Maybe this is just how I perceive it, but it seems Hamilton portrays Aaron Burr as a not so great guy. Was he really that sneaky?
The reputation of Aaron Burr has always suffered, mostly from his duel with Hamilton, and from the "Burr conspiracy" — Burr was put on trial for treason & acquitted, after which he exiled himself to Europe for a few years. He was in debt, struggled to find a new wife, and for a long time, his historical reputation was an extension of his disgraceful exit from politics. He has been framed as a womanizer, and sometimes deranged. And since Burr was an orphan, and he outlived his wife and daughter, and many of his papers were destroyed, nobody at the time or in later years had much interest in defending him.
Nancy Isenberg's Fallen Founder (2007) is notable because it examines Aaron Burr as a reaction to the "Founders Chic" biographies of the 1990s. The book seeks to dismantle those negative characterizations and give Burr the benefit of the doubt. It's fairly well-researched and very readable, although it can be dry at times (the first half before he enters national politics isn't terribly entertaining), & she is unable to reach a satisfying conclusion with the Burr conspiracy.
She does examine his relationship with Theodosia and his daughter, and notes that Burr was an early feminist who delighted in their intellectual pursuits, and a genuine politician with republican ideals. I would recommend the book for a more honest evaluation of Burr's character. You can also read her thoughts on Hamilton the Musical here, and similar articles that are critical of Miranda's portrayals are widely available.
But if anyone in Hamilton is sneaky, it's Hamilton himself. While Jefferson is also guilty of gossip, Hamilton went even further, spreading rumors and working behind the scenes, especially as leader of the Federalist Party. In the Election of 1796, he also floated Vice President Thomas Pinckney as an alternative to John Adams who could win more votes in the South. Historians looking backwards from 1800 have even alleged Hamilton was conspiring against him in 1796, but this is uncertain.

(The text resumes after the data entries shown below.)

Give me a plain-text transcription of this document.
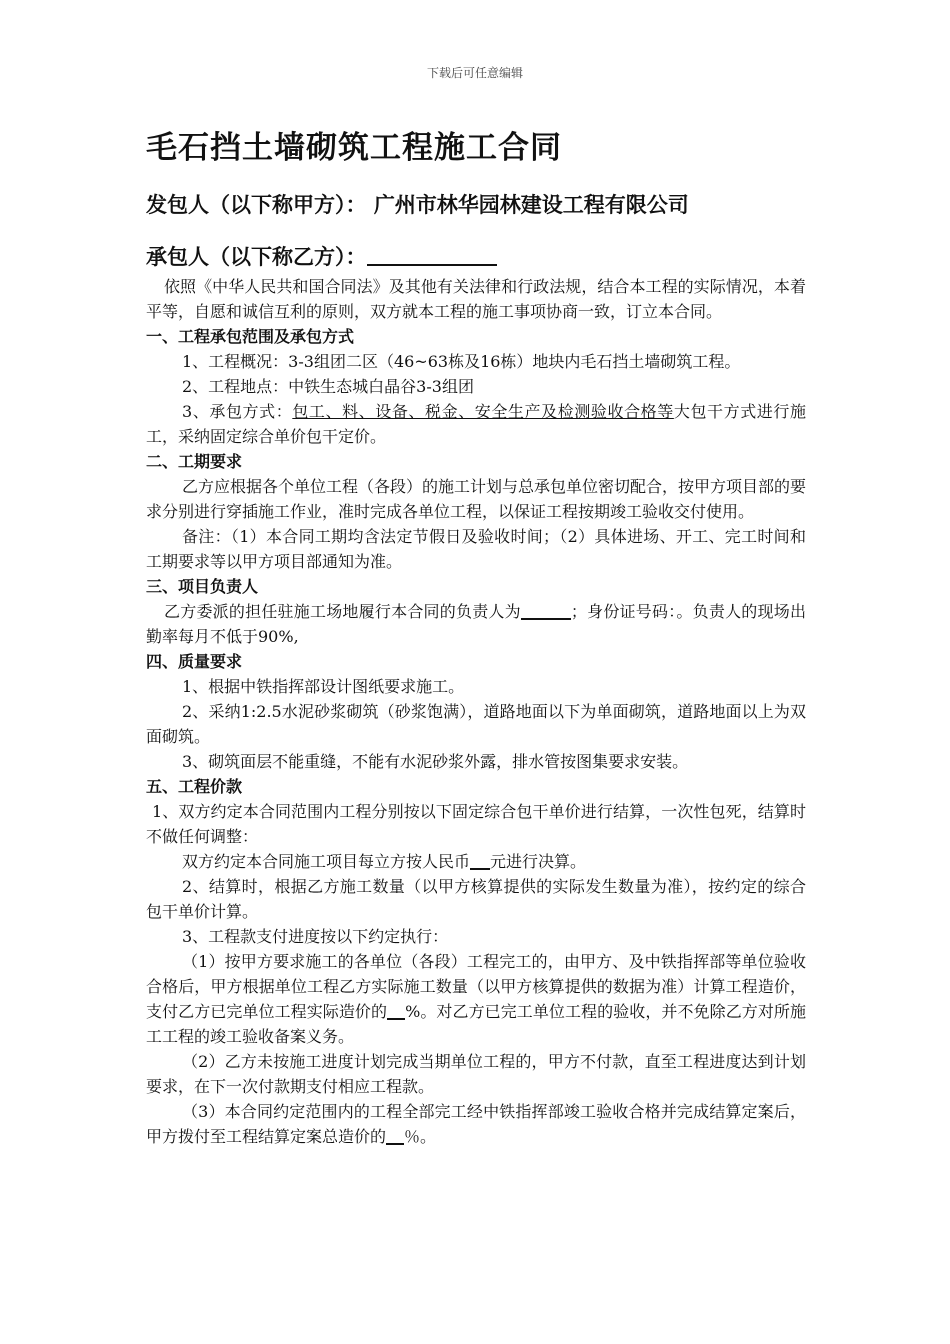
下载后可任意编辑
毛石挡土墙砌筑工程施工合同

发包人（以下称甲方）： 广州市林华园林建设工程有限公司

承包人（以下称乙方）：

依照《中华人民共和国合同法》及其他有关法律和行政法规，结合本工程的实际情况，本着平等，自愿和诚信互利的原则，双方就本工程的施工事项协商一致，订立本合同。

一、工程承包范围及承包方式

1、工程概况：3-3组团二区（46~63栋及16栋）地块内毛石挡土墙砌筑工程。

2、工程地点：中铁生态城白晶谷3-3组团

3、承包方式：包工、料、设备、税金、安全生产及检测验收合格等大包干方式进行施工，采纳固定综合单价包干定价。

二、工期要求

乙方应根据各个单位工程（各段）的施工计划与总承包单位密切配合，按甲方项目部的要求分别进行穿插施工作业，准时完成各单位工程，以保证工程按期竣工验收交付使用。

备注：（1）本合同工期均含法定节假日及验收时间；（2）具体进场、开工、完工时间和工期要求等以甲方项目部通知为准。

三、项目负责人

乙方委派的担任驻施工场地履行本合同的负责人为	；身份证号码：。负责人的现场出勤率每月不低于90%,

四、质量要求

1、根据中铁指挥部设计图纸要求施工。

2、采纳1:2.5水泥砂浆砌筑（砂浆饱满），道路地面以下为单面砌筑，道路地面以上为双面砌筑。

3、砌筑面层不能重缝，不能有水泥砂浆外露，排水管按图集要求安装。

五、工程价款

1、双方约定本合同范围内工程分别按以下固定综合包干单价进行结算，一次性包死，结算时不做任何调整：

双方约定本合同施工项目每立方按人民币 元进行决算。

2、结算时，根据乙方施工数量（以甲方核算提供的实际发生数量为准），按约定的综合包干单价计算。

3、工程款支付进度按以下约定执行：

（1）按甲方要求施工的各单位（各段）工程完工的，由甲方、及中铁指挥部等单位验收合格后，甲方根据单位工程乙方实际施工数量（以甲方核算提供的数据为准）计算工程造价，支付乙方已完单位工程实际造价的 %。对乙方已完工单位工程的验收，并不免除乙方对所施工工程的竣工验收备案义务。

（2）乙方未按施工进度计划完成当期单位工程的，甲方不付款，直至工程进度达到计划要求，在下一次付款期支付相应工程款。

（3）本合同约定范围内的工程全部完工经中铁指挥部竣工验收合格并完成结算定案后，甲方拨付至工程结算定案总造价的 ％。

John Adams eventually had to replace his original cabinet members, who were loyal to Hamilton and would write letters to him in New York. The party split between Hamilton's more conservative faction, the High Federalists, and Adams's moderate faction. In 1800, Hamilton hurt Adams's re-election chances when his 54-page criticism of Adams fell into the wrong hands and was circulated by the Jeffersonians.
None of this is addressed in Hamilton, and in fact Adams doesn't even make an appearance, because it would be quite difficult to portray Hamilton as the main character of that story or cast him in a sympathetic light. Instead it shifts over to the Reynolds Pamphlet, since you can at least feel bad for the guy being blackmailed.
Hamilton was a very skilled Secretary of the Treasury, but he was also a militaristic elitist with a rather explicit distaste for popular democratic government. Instead, he specifically wanted the power of the strong national government to reside in the upper class & business interests, which would lend it stability and protect it from the lower classes. In describing the two classes of people, he writes:
The first are the rich and well born, the other the mass of the people. The voice of the people has been said to be the voice of God; and however generally this maxim has been quoted and believed, it is not true in fact. The people are turbulent and changing; they seldom judge or determine right. Give therefore to the first class a distinct, permanent share in the government. They will check the unsteadiness of the second, and as they cannot receive any advantage by a change, they therefore will ever maintain good government. Can a democratic assembly, who annually revolve in the mass of the people, be supposed steadily to pursue the public good? Nothing but a permanent body can check the imprudence of democracy. Their turbulent and uncontrolling disposition requires checks. (Hamilton, 1787)
This is hardly addressed in Hamilton, and in my view, the musical could have been much better if it wasn't trying to be a story of the Revolution and a story of the Federalist Era and a revival of Hamilton as a figure at the same time. I would've loved to see just pure mudslinging, no holds barred. And in my opinion, the musical fails to address the honestly very entertaining and harsh political climate of the Federalist Era, doesn't really set up the stakes or the characters it's presenting you, and while it pays good attention to its female characters, the way it resolves slavery is offputting. (That is to say, it gives slaveowners black representation in the form of Thomas Jefferson, gives characters brownie points for their short-lived antislavery measures, and calls it a day.)
To end with some proper mudslinging, Adams wrote this of Hamilton in 1806, in a letter to Benjamin Rush about "the Vapours."
"What a pity it is that our Congress had not known this discovery, and that Alexander Hamiltons project of raising an Army of fifty thousand Men, ten thousand of them to be Cavalry and his projects of Sedition Laws and Alien Laws and of new Taxes to Support his army, all arose from a superabundance of secretions which he could not find Whores enough to draw off? and that the Same Vapours produced his Lyes and Slanders by which he totally destroyed his party forever and finally lost his Life in the field of honor."